Teams will re-engage CTIM if another spike occurs before then.

Bijgewerkt

UPDATE:

Vista reports that metrics have improved since the incident started but are not yet to baseline levels. Additional context related to ongoing mitigation efforts and next steps are needed from the dev teams. Next update as soon as we have more info from them.

Bijgewerkt

UPDATE:

Vista teams have noticed some improvements in the last hour with fewer timeouts though there are still some spikes. Investigation continues into the root cause and additional mitigation efforts. Next update in 1 hour or sooner.

Bijgewerkt

UPDATE:

Investigation indicates that the issue may be related to the complexity of certain products rather than overall request load.
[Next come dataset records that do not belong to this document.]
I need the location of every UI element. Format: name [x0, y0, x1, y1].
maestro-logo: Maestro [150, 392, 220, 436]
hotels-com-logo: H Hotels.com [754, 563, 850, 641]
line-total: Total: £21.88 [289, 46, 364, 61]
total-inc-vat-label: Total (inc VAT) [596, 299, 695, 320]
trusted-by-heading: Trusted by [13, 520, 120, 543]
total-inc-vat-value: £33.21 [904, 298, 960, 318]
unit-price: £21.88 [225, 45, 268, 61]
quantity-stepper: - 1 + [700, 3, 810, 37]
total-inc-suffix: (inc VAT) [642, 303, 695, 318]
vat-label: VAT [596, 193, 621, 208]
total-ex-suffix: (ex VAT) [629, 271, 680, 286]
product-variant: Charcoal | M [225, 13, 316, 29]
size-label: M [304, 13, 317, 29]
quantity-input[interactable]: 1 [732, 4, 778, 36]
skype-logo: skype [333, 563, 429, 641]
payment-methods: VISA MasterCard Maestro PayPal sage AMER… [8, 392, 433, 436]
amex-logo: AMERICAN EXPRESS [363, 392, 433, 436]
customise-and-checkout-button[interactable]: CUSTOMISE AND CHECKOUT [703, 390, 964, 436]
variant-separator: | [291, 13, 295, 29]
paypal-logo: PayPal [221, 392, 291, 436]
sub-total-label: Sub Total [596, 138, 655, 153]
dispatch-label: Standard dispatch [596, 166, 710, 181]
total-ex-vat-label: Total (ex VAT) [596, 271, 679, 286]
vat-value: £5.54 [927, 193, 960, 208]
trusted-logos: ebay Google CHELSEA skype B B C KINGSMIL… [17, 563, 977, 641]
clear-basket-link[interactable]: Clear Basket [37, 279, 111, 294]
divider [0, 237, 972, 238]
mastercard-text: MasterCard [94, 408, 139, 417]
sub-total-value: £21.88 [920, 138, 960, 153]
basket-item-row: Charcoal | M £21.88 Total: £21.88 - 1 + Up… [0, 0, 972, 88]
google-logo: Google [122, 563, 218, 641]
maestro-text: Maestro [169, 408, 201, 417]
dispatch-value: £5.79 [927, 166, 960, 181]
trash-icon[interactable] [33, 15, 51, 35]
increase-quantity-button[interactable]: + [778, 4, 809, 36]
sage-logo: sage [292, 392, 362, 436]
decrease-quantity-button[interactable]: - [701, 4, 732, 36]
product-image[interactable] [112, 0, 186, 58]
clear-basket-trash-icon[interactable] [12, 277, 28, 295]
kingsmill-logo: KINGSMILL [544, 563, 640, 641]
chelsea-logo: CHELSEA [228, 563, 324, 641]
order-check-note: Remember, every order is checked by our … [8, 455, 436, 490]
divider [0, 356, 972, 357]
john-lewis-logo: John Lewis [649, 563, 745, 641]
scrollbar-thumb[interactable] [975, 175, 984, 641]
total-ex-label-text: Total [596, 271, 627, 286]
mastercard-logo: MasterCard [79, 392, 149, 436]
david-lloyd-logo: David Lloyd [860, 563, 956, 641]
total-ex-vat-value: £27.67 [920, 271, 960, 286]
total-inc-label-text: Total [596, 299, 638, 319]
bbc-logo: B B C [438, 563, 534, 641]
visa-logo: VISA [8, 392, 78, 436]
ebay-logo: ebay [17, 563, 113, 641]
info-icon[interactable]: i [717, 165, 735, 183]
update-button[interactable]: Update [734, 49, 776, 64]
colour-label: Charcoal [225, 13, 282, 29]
As a mitigation step, the team has temporarily reduced processing to 1/5th to contain the impact while the investigation continues. The team is now monitoring API CPU utilization and latency to confirm whether this change improves system stability.
Further clarification is also needed from the team on why the Service is calling the API. More updates will be shared once additional findings are available or max in 1 hour.

Bijgewerkt

UPDATE:

The team has identified a high volume of requests coming from client ID that belongs to NP and earlier spikes were also observed for the NP account between 12:15 PM – 1:30 PM IST. These spikes appear to be contributing to the increased load on the API.
The NP team has been engaged to review the client activity and confirm why these requests are being generated. Once they validate the source and behavior of these calls, we will have better clarity on whether this is expected traffic or related to a change. Next update when we get more information on the confirmation or max in 1 hour.

Bijgewerkt

UPDATE:

Teams are actively investigating the issue with priority. Next update in max 1 hour.

Bijgewerkt

UPDATE:

~1% of total API requests are experiencing high latency while 99% of requests are still being served within SLA. Other product pages continue to function normally.
Relevant teams are continuing their investigation to identify the root cause and implement measures to prevent this in the future. The next update will be provided once more information is available or max in 1 hour.

Bijgewerkt

UPDATE:
Escalation sent to: Commerce Support

Investigation continues to find the root cause. Adding another support to help further. Next update in max 1 hour.

Bijgewerkt

UPDATE:

The teams are debugging the issue internally to determine the root cause. The next update will be provided once more information is available or within a max of 30 minutes.

Bijgewerkt

UPDATE:

The team continue to investigate the issue with high priority. Next update in max 30 minutes.

Bijgewerkt

UPDATE:

The issue has reappeared and we are again seeing an increase in errors related to the API on the Product Page. The team is actively investigating the spike in error rates and elevated response times.
Relevant team has been paged to assist with the investigation. Next update in max 30 minutes

Bijgewerkt

UPDATE:
Escalation sent to: PCD: Falcon Squad

Adding another support team to assist investigation.

Opgelost

Incident Resolved: CTIM-2404
The issue has auto-resolved and dropped to normal levels; hence, the case status will be moved to Contained.
Please contact CTIM or see ticket for more details.

Bijgewerkt

UPDATE:

The team is continuing to investigate a Critical-priority incident affecting Vista, where the Selector API is impacting PPv2 and Wrangler services. The next update will be provided in 30 minutes or less.

Bijgewerkt

UPDATE:
Escalation sent to: PCD: FireSharks Squad

Paging the Firesharks squad, who own the Selector API. Next update in 30 minutes or less.

Onderzoekende

New Incident: CTIM-2404
Priority: Critical
Escalation sent to: PCD: Product Operations for review.
CTIM is investigating a critical-priority incident affecting Vista. The Selector API is impacting PPv2 and Wrangler services. Approximately 500 users have been confirmed to experience fallback or incorrect configurator behavior since the issue began, with most of the impact and error spikes occurring in the past 1–3 hours. The majority of issues are currently being observed on the Product Page BFF, but the Selector API is used across multiple site areas, and other dependencies may also be affected. The next update will be provided in 30 minutes or less.